CFIS-FM
- Prince George, British Columbia; Canada;
- Frequency: 93.1 MHz
- Branding: Boomer Radio

Programming
- Format: community radio/oldies

Ownership
- Owner: The Prince George Community Radio Society

History
- First air date: July 1, 2007

Technical information
- Class: LP
- ERP: 500 watts
- HAAT: 4.8 metres (16 ft)

Links
- Website: CFIS-FM

= CFIS-FM =

Radio station in British Columbia, Canada

CFIS-FM is a not-for-profit community radio station in Prince George, British Columbia, Canada, broadcasting at 93.1 FM. Signing on July 3, 2007, the station is owned and operated by the Prince George Community Radio Society under a developmental community license with a transmitting power of five watts. The format of the station is predominantly (but not exclusively) pre-1980 pop. The station's moniker is Boomer Radio, as their primary target audience is the 55+ age group.
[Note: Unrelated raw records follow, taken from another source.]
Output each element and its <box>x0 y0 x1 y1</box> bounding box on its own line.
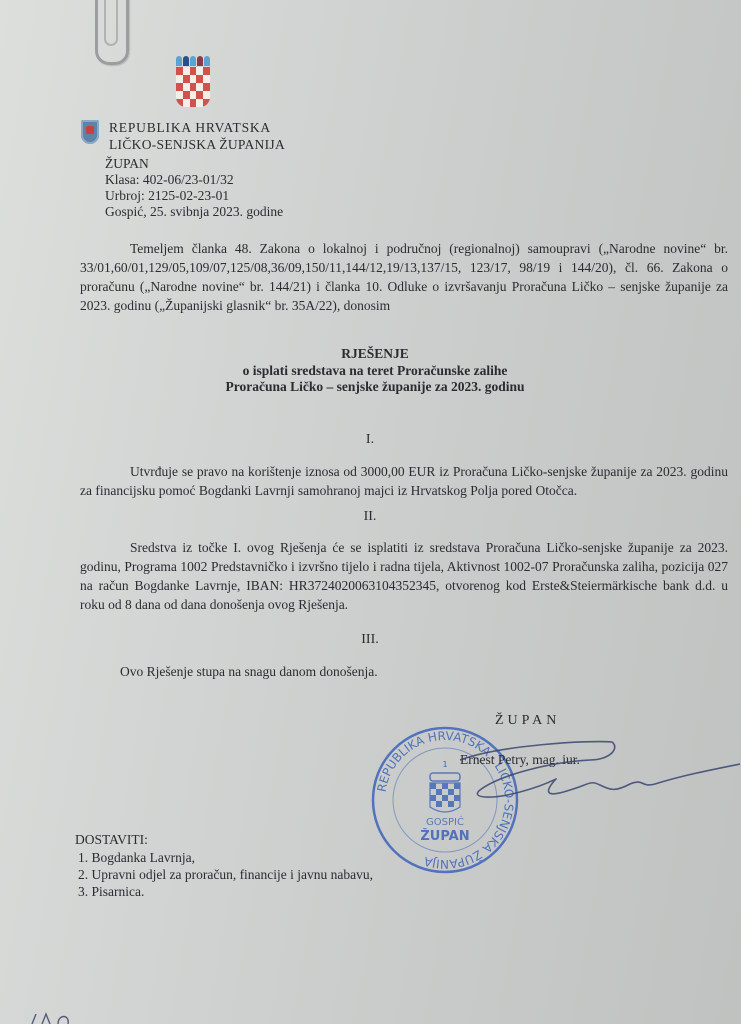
list-item: 3. Pisarnica. <box>78 883 373 900</box>
distribution-heading: DOSTAVITI: <box>75 831 148 848</box>
paperclip <box>95 0 129 65</box>
handwritten-signature-icon <box>440 740 740 820</box>
header-office: ŽUPAN <box>105 155 149 172</box>
document-page: REPUBLIKA HRVATSKA LIČKO-SENJSKA ŽUPANIJ… <box>0 0 741 1024</box>
header-county: LIČKO-SENJSKA ŽUPANIJA <box>109 136 285 153</box>
list-item: 2. Upravni odjel za proračun, financije … <box>78 866 373 883</box>
svg-text:ŽUPAN: ŽUPAN <box>420 828 469 844</box>
section-number-3: III. <box>340 632 400 648</box>
list-item: 1. Bogdanka Lavrnja, <box>78 849 373 866</box>
distribution-list: 1. Bogdanka Lavrnja, 2. Upravni odjel za… <box>78 849 373 900</box>
intro-paragraph: Temeljem članka 48. Zakona o lokalnoj i … <box>80 239 728 315</box>
handwritten-mark-icon <box>28 1010 88 1024</box>
header-place-date: Gospić, 25. svibnja 2023. godine <box>105 203 283 220</box>
header-klasa: Klasa: 402-06/23-01/32 <box>105 171 234 188</box>
county-crest-icon <box>81 120 99 144</box>
header-country: REPUBLIKA HRVATSKA <box>109 119 271 136</box>
section-text-2: Sredstva iz točke I. ovog Rješenja će se… <box>80 538 728 614</box>
header-urbroj: Urbroj: 2125-02-23-01 <box>105 187 229 204</box>
document-subtitle-line2: Proračuna Ličko – senjske županije za 20… <box>150 378 600 395</box>
document-subtitle-line1: o isplati sredstava na teret Proračunske… <box>150 362 600 379</box>
section-number-1: I. <box>340 432 400 448</box>
croatian-coat-of-arms-icon <box>176 56 210 108</box>
section-number-2: II. <box>340 509 400 525</box>
section-text-1: Utvrđuje se pravo na korištenje iznosa o… <box>80 462 728 500</box>
section-text-3: Ovo Rješenje stupa na snagu danom donoše… <box>120 664 378 680</box>
document-title: RJEŠENJE <box>150 345 600 362</box>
However, a variety of specialty Programming, including spoken word programs of community interest, multi-faith programming, local sports and music shows featuring other genres of music ensure that the musical interests of most Prince George residents are represented at some point during the week.

On August 2, 2013, the CRTC approved an application by the Radio Society to operate a new community FM radio station at 93.1 MHz, broadcasting at 494 watts on a non-directional antenna with an effective height of antenna above average terrain of -34.5 metres. This application is, in effect, a replacement of its current license.